L'éducation à la sexualité ne doit pas se comprendre comme étant simplement un enseignement biologique, mécanique. L'éducation à la sexualité, c'est d'abord l'éducation à l'autre, à son désir, à son consentement.
Aujourd'hui, le rapport du HCE qui s'appuie sur les nombreuses recherches internationales sur le sujet, montre que la majorité des adolescent.e.s n'ont souvent pas les connaissances requises pour aborder sereinement les périodes charnières de sa vie.
Ce manque d'information les expose à des risques sérieux en matière de violences, de santé (Infections Sexuellement Transmissibles et grossesses non désirées), de bien-être physique et mental.
Le droit à une information complète en matière de santé sexuelle et reproductive est un droit universel, faisant partie du droit au meilleur état de santé physique et mental possible, reconnu dans la déclaration universelle des droits humains, et dans le Pacte international relatif aux droits économiques, sociaux et culturels.
Il s'agit d'un droit fondamental de toute personne et à ce titre, en tant que gouvernement nous avons la responsabilité et le devoir de mettre en oeuvre les programmes d'éducation à la sexualité, dans et hors de l'école, de former les professionnels à partir des standards internationaux, notamment ceux définis par l'organisation mondiale de la santé (OMS).
Les programmes incluent des informations scientifiques précises sur l'anatomie, la reproduction et la sexualité, mais les besoins des adolescents et des jeunes vont bien au-delà de ces informations (…). Ils doivent pouvoir s'exprimer sur ces sujets, ils doivent pouvoir en parler avec leurs mots. Ils doivent pouvoir trouver des réponses à leurs questions à l'école et dans leur famille, auprès des professionnels de santé, ou des encadrants des dispositifs de d'accueil des jeunes mineurs.
La France en matière de santé sexuelle et reproductive pour les adolescent.e.s et les jeunes poursuit des objectifs clairs : la diminution des risques de grossesses non désirées, des IVG évitables, desIST, des rapports violents ne respectant pas l'intégrité physique et/ou morale des personnes.

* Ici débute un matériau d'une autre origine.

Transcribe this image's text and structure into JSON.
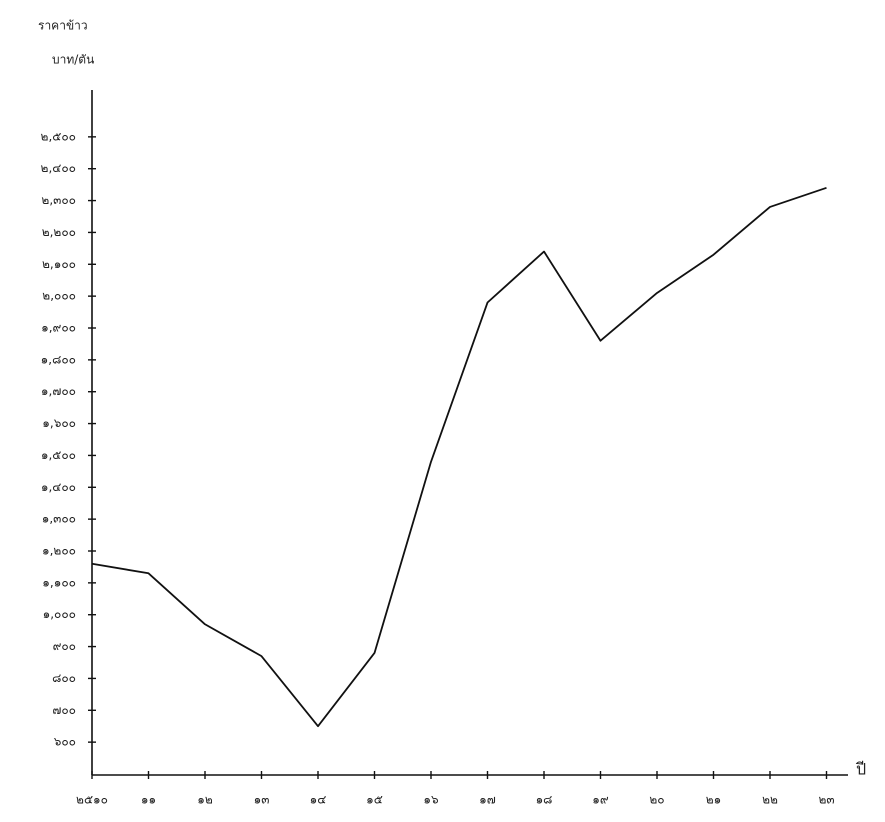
{
  "chart_data": {
    "type": "line",
    "y_label_line1": "ราคาข้าว",
    "y_label_line2": "บาท/ตัน",
    "x_label": "ปี",
    "categories": [
      "๒๕๑๐",
      "๑๑",
      "๑๒",
      "๑๓",
      "๑๔",
      "๑๕",
      "๑๖",
      "๑๗",
      "๑๘",
      "๑๙",
      "๒๐",
      "๒๑",
      "๒๒",
      "๒๓"
    ],
    "series": [
      {
        "name": "ราคาข้าว",
        "color": "#111111",
        "values": [
          1160,
          1130,
          970,
          870,
          650,
          880,
          1480,
          1980,
          2140,
          1860,
          2010,
          2130,
          2280,
          2340
        ]
      }
    ],
    "ylim": [
      500,
      2600
    ],
    "yticks": [
      {
        "value": 600,
        "label": "๖๐๐"
      },
      {
        "value": 700,
        "label": "๗๐๐"
      },
      {
        "value": 800,
        "label": "๘๐๐"
      },
      {
        "value": 900,
        "label": "๙๐๐"
      },
      {
        "value": 1000,
        "label": "๑,๐๐๐"
      },
      {
        "value": 1100,
        "label": "๑,๑๐๐"
      },
      {
        "value": 1200,
        "label": "๑,๒๐๐"
      },
      {
        "value": 1300,
        "label": "๑,๓๐๐"
      },
      {
        "value": 1400,
        "label": "๑,๔๐๐"
      },
      {
        "value": 1500,
        "label": "๑,๕๐๐"
      },
      {
        "value": 1600,
        "label": "๑,๖๐๐"
      },
      {
        "value": 1700,
        "label": "๑,๗๐๐"
      },
      {
        "value": 1800,
        "label": "๑,๘๐๐"
      },
      {
        "value": 1900,
        "label": "๑,๙๐๐"
      },
      {
        "value": 2000,
        "label": "๒,๐๐๐"
      },
      {
        "value": 2100,
        "label": "๒,๑๐๐"
      },
      {
        "value": 2200,
        "label": "๒,๒๐๐"
      },
      {
        "value": 2300,
        "label": "๒,๓๐๐"
      },
      {
        "value": 2400,
        "label": "๒,๔๐๐"
      },
      {
        "value": 2500,
        "label": "๒,๕๐๐"
      }
    ],
    "grid": false
  }
}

Pour être efficace, cette stratégie de prévention passe d'abord et avant tout par l'information et l'éducation sexuelle dans les établissements scolaires mais aussi à travers les actions d'accompagnement dans les lieux extra-scolaires et en direction des populations en situation difficile. En effet, les difficultés sociales, scolaires et financières ont une influence importante sur les comportements face à la sexualité et à la grossesse. (Je reprends à mon compte le constat dressé par un grand gynécologue : trop de jeunes ne connaissent la sexualité que par la pornographie ou l'interdit religieux.
Ces actions sont d'autant plus nécessaires qu'une quantité d'informations non fiables circulent sur ces questions, facilement accessibles sur les sites internet ou les forums de discussion.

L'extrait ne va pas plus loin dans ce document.